加藤周一「スペイン旅情」

10年ほど前に妻とヴェネツィアに行った時のこと。その直前までパリに数日滞在していて、パリではレストランやカフェに行くと、日本語はもちろん通用しないし、英語も(もともと頓珍漢なんだけれど)、片言でもフランス語じゃないとやーだもーん、と思っているんだろうなというのを感じていた。外国ってのはそういうもんかと、イタリアでも同じようにイタリア語を要求されるんだろうなと、ホテルのチェックインで「ボンジョルノー」と挨拶しながら入っていったら、驚いた。

見るからにラテン系の濃い感じのお兄さんがニコニコ笑いながら「チェックインですか。にほんご、だいじょうぶですよ。」と言うのだ。僕のへっぽこイタリア語はまるで黙殺安心して日本語お使いください状態で、拍子抜けしたのをよーく覚えている。

そのホテルが特別だったわけではなくて、ヴェネツィア島内のレストラン・みやげ物屋・カフェのあちこちでイタリア人の従業員の口から日本語を聞いて、ものすごく助かるのだけれども、なんだか遠く異国までやってきて、外国人の日本語を聞くということに不思議な気持ちにさせられた。

現地の言葉でなんとかコミュニケートしようと勢い込んでいるのに、まるっきり肩透かしをくらって、不完全燃焼のような気分だったように思う。観光がつまらなかったのかというとそういうわけでもなく、イタリアを数ヶ所まわった中では一番楽しめて又来たいと思った場所でもあったのだけれど。
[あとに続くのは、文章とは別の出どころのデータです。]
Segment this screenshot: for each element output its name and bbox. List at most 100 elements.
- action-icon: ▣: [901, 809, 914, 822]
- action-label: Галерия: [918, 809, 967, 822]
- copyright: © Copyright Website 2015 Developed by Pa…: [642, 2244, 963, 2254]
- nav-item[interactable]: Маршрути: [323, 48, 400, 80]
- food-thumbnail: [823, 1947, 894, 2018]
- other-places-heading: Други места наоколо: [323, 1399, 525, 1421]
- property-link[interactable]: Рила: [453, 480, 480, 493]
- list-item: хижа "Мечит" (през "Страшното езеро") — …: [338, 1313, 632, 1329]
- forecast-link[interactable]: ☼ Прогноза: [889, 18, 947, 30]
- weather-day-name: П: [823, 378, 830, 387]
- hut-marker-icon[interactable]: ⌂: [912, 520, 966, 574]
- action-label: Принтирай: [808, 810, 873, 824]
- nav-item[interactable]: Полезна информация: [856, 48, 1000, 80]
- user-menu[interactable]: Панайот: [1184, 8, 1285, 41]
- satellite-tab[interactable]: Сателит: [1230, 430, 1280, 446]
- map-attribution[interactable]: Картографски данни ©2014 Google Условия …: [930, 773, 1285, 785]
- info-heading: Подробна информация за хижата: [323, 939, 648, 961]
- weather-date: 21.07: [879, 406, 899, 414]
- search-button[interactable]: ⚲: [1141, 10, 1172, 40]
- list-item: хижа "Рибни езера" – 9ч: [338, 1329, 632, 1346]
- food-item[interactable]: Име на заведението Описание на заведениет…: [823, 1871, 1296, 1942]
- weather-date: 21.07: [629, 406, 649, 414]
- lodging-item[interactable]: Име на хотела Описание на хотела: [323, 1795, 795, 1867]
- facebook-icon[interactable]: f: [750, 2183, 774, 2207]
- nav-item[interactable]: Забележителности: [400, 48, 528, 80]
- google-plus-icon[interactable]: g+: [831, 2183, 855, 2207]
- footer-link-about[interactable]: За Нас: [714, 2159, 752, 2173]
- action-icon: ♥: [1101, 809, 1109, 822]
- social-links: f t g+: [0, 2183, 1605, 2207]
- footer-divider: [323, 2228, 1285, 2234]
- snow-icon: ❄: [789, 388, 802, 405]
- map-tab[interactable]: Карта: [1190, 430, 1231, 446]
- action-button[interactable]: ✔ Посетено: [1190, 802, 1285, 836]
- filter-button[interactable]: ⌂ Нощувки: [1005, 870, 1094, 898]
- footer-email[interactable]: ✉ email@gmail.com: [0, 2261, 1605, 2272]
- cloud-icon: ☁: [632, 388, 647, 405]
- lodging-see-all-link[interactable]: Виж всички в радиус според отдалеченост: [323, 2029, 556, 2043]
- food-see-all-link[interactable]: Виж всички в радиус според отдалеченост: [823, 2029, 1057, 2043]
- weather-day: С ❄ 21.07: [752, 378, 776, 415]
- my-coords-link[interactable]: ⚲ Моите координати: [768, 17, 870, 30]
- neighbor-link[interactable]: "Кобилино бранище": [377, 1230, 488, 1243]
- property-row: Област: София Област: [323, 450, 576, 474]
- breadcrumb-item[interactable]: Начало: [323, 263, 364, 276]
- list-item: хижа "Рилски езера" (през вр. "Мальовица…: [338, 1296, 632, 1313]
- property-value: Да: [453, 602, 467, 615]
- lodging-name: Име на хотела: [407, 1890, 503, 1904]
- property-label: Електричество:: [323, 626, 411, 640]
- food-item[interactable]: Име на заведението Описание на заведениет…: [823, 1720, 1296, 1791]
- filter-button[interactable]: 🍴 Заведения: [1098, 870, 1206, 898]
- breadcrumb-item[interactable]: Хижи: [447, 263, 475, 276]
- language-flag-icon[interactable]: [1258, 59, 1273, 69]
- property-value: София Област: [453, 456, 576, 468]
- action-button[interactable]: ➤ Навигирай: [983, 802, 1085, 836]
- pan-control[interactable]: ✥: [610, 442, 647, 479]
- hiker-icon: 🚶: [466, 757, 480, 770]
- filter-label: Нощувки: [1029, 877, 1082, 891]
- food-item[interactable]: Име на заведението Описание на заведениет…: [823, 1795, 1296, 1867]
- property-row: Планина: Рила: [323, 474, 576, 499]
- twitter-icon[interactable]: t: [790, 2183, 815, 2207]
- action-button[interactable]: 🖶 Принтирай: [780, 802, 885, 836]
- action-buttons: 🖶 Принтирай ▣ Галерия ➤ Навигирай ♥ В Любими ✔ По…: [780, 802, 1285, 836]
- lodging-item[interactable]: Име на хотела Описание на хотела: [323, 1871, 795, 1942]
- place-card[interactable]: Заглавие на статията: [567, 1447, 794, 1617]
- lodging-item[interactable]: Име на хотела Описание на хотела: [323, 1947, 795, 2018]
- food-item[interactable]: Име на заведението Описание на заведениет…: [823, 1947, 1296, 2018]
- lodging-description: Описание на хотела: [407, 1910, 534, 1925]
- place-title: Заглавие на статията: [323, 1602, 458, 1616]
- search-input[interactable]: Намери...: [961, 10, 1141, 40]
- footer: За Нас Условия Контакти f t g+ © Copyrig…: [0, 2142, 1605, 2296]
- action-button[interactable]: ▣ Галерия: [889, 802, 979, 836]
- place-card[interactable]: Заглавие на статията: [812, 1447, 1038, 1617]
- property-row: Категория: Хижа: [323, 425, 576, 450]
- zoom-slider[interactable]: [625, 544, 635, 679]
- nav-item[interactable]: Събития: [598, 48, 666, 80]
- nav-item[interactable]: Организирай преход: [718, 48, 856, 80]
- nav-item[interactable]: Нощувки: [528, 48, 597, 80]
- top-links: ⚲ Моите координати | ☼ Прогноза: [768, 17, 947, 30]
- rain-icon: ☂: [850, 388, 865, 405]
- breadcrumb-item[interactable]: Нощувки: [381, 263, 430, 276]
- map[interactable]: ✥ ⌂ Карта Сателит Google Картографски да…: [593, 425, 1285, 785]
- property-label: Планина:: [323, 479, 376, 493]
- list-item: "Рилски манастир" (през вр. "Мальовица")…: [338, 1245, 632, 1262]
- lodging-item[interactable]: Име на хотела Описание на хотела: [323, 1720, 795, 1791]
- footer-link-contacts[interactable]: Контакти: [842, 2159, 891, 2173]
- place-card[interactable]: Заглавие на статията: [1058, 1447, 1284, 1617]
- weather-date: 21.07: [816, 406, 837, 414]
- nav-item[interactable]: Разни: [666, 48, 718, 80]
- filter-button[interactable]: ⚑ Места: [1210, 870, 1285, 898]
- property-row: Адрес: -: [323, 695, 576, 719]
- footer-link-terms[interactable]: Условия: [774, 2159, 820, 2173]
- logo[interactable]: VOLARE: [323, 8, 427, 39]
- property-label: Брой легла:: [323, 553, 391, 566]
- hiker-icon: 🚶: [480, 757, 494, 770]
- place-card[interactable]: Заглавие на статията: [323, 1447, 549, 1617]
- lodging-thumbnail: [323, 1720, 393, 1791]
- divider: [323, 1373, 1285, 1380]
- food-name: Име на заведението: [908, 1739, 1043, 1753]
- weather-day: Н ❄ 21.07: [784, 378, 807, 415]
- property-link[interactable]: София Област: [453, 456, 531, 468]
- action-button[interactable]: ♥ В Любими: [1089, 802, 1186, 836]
遠く異国に行ったり来たりしているのならば少しでも現地の言葉を使ってコミュニケーションをとる努力をすべきだよなと思う。以前の会社では、どうもそうは思っていないような本社勤務の外国人が多かったように思う。

そこでどれほど簡単な用を宿屋で弁じるにも、スペイン語を操らねばならない。その代わりこちらの言い分を聞いた給仕の男は、私は発音の誤り、文法の誤りを根気よくなおしてくれた。なおしてもらった後で、もう一度口上を正しく述べ、さて給仕が用を足しに出かけると言う段取りである。
「私はスペイン語が上手だが、あなたの言葉はよくない。」と彼は言った。

しかし彼はたしかにスペイン語が上手で、上手であることに誇りを―外国人はスペイン語以外の言葉を、彼自身がスペイン語を自由に話すのと同じように、自由に話すかもしれないという可能性を忘れるほどの誇りを、持っていた。